1981 TOPPS JOE CHARBONEAU


A MAN OF MANY, MANY TALENTS.



LOST IN IT ALL WAS THE GUY COULD PLAY WHEN HEALTHY.



THE FRONT PAGE

  • Super Joe Charboneau was the Mark Fidrych of position players. Like Fidrych, the 1976 AL Rookie of the Year, Charboneau was eccentric and took the game by storm, hitting .289, 23 homers and driving in 87 and earning Rookie of the Year in '80. Like The Bird, it was all downhill from there.

THE BACK PAGE

  • Go Go Joe Charboneau rose to No. 3 in the charts in Cleveland. Who's the newest guy in town?/Go Joe Charboneau/Turns the ballpark upside down/Go Joe Charboneau/Who's the one to keep our hopes alive, straight from the seventh to the pennant drive?/Raise your glass, let out a cheer for Cleveland's Rookie of the Year! 
  • Songwriting on par with Let It Be, huh?

PHOTO PLAY

  • Looks like a well-mannered gentleman, doesn't he? Looks were deceiving.

EXTRA, EXTRA

  • Charboneau's rookie campaign didn't begin well and it was a sign of wild times ahead: During an exhibition game in Mexico, he was stabbed with a pen knife by a fan. He suffered a four-inch wound and the knife hit a rib. The fan was arrested and fined 50 pesos ($2.27). If he would've killed him, he would've owed $4.46. 
  • The stabbing was one of many off-the-field incidents and alcohol-fueled stunts for a character who's had a guardian angel perched on his shoulder for some time.
  • Among many talents, he was known to open beer bottles with his eye socket and drink the grog through his nose. Surely, that impressed the local lassies and horrified optometrists and ENT specialists the world over.
  • Additional hijinks included eating cigarettes, cutting a tattoo off his body with a razor and once trying to straighten a broken nose with a pair of pliers and some whiskey. Something tells me he never backed down from a dare, except maybe, "I dare you not to drink that.''
  • Baseball-wise, he was a late-bloomer, originally being signed by Minnesota in '76 in the sixth round.

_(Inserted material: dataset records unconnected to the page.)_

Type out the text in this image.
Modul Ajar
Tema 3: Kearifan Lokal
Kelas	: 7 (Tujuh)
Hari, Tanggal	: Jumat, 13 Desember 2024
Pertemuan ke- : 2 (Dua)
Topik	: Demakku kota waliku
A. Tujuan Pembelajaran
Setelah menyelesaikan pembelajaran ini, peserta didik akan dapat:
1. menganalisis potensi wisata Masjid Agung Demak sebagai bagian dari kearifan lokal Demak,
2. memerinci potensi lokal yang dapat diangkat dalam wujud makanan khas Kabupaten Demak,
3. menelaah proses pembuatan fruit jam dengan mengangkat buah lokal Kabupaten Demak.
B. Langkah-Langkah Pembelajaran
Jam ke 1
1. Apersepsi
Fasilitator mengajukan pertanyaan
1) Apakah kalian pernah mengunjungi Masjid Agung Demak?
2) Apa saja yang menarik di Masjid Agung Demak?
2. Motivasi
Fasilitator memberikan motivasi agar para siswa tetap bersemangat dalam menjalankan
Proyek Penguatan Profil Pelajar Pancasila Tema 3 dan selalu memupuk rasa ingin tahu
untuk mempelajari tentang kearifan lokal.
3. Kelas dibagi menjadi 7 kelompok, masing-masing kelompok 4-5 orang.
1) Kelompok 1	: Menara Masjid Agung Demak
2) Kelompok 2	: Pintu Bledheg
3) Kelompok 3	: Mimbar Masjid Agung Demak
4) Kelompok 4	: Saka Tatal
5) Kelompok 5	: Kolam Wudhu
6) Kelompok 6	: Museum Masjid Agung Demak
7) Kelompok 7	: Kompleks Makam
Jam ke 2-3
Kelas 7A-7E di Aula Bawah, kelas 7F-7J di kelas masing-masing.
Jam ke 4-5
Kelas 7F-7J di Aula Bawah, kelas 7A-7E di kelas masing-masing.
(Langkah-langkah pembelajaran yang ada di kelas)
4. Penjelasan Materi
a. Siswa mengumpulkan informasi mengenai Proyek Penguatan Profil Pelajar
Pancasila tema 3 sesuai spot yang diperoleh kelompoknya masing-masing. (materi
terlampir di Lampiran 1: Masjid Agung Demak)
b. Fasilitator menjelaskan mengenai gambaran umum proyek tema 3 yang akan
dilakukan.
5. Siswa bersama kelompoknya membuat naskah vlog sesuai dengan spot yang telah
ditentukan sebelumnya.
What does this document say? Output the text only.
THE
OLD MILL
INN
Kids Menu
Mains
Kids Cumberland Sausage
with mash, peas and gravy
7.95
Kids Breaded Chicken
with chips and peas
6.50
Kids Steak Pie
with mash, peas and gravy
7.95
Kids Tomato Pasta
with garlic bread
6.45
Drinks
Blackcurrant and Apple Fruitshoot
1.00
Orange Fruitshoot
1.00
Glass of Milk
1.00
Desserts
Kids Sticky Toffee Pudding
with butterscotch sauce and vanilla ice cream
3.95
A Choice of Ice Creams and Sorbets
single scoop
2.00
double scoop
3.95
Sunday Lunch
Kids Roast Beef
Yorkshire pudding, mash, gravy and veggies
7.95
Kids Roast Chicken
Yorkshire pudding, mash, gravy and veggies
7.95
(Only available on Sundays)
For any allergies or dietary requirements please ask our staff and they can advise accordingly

He didn't sign and was taken by Philadelphia in the supplemental draft and sent to Class A. He quit Carolina League affiliate Peninsula after 12 games and went home to Belvidere, Ill., to play softball because I guess it paid more or offered better vision. The Twins signed him and he raked at Class-A Visalia in the California League in '78 but was traded to Cleveland after getting into, surprise of all surprises, a barroom brawl.
  • Continue his torrid hitting at Double-A Chattanooga in '79 and made it to Cleveland the next year when Andre Thornton injured his knee.
  • It all started coming apart when this card came out in '81, when during spring training, he injured his back during a head-first slide. He was sent to the minors by midseason after hitting .214 with two homers and nine RBI. He would end up having two unsuccessful back surgeries.
  • He was released the following season after telling fans at Triple-A Buffalo to Go Go screw themselves with an obscene gesture. Pittsburgh eventually signed him but he never made it back to the majors. 
  • Just to prove he hasn't matured, Super Joe was in a barroom fight as recently as 2010.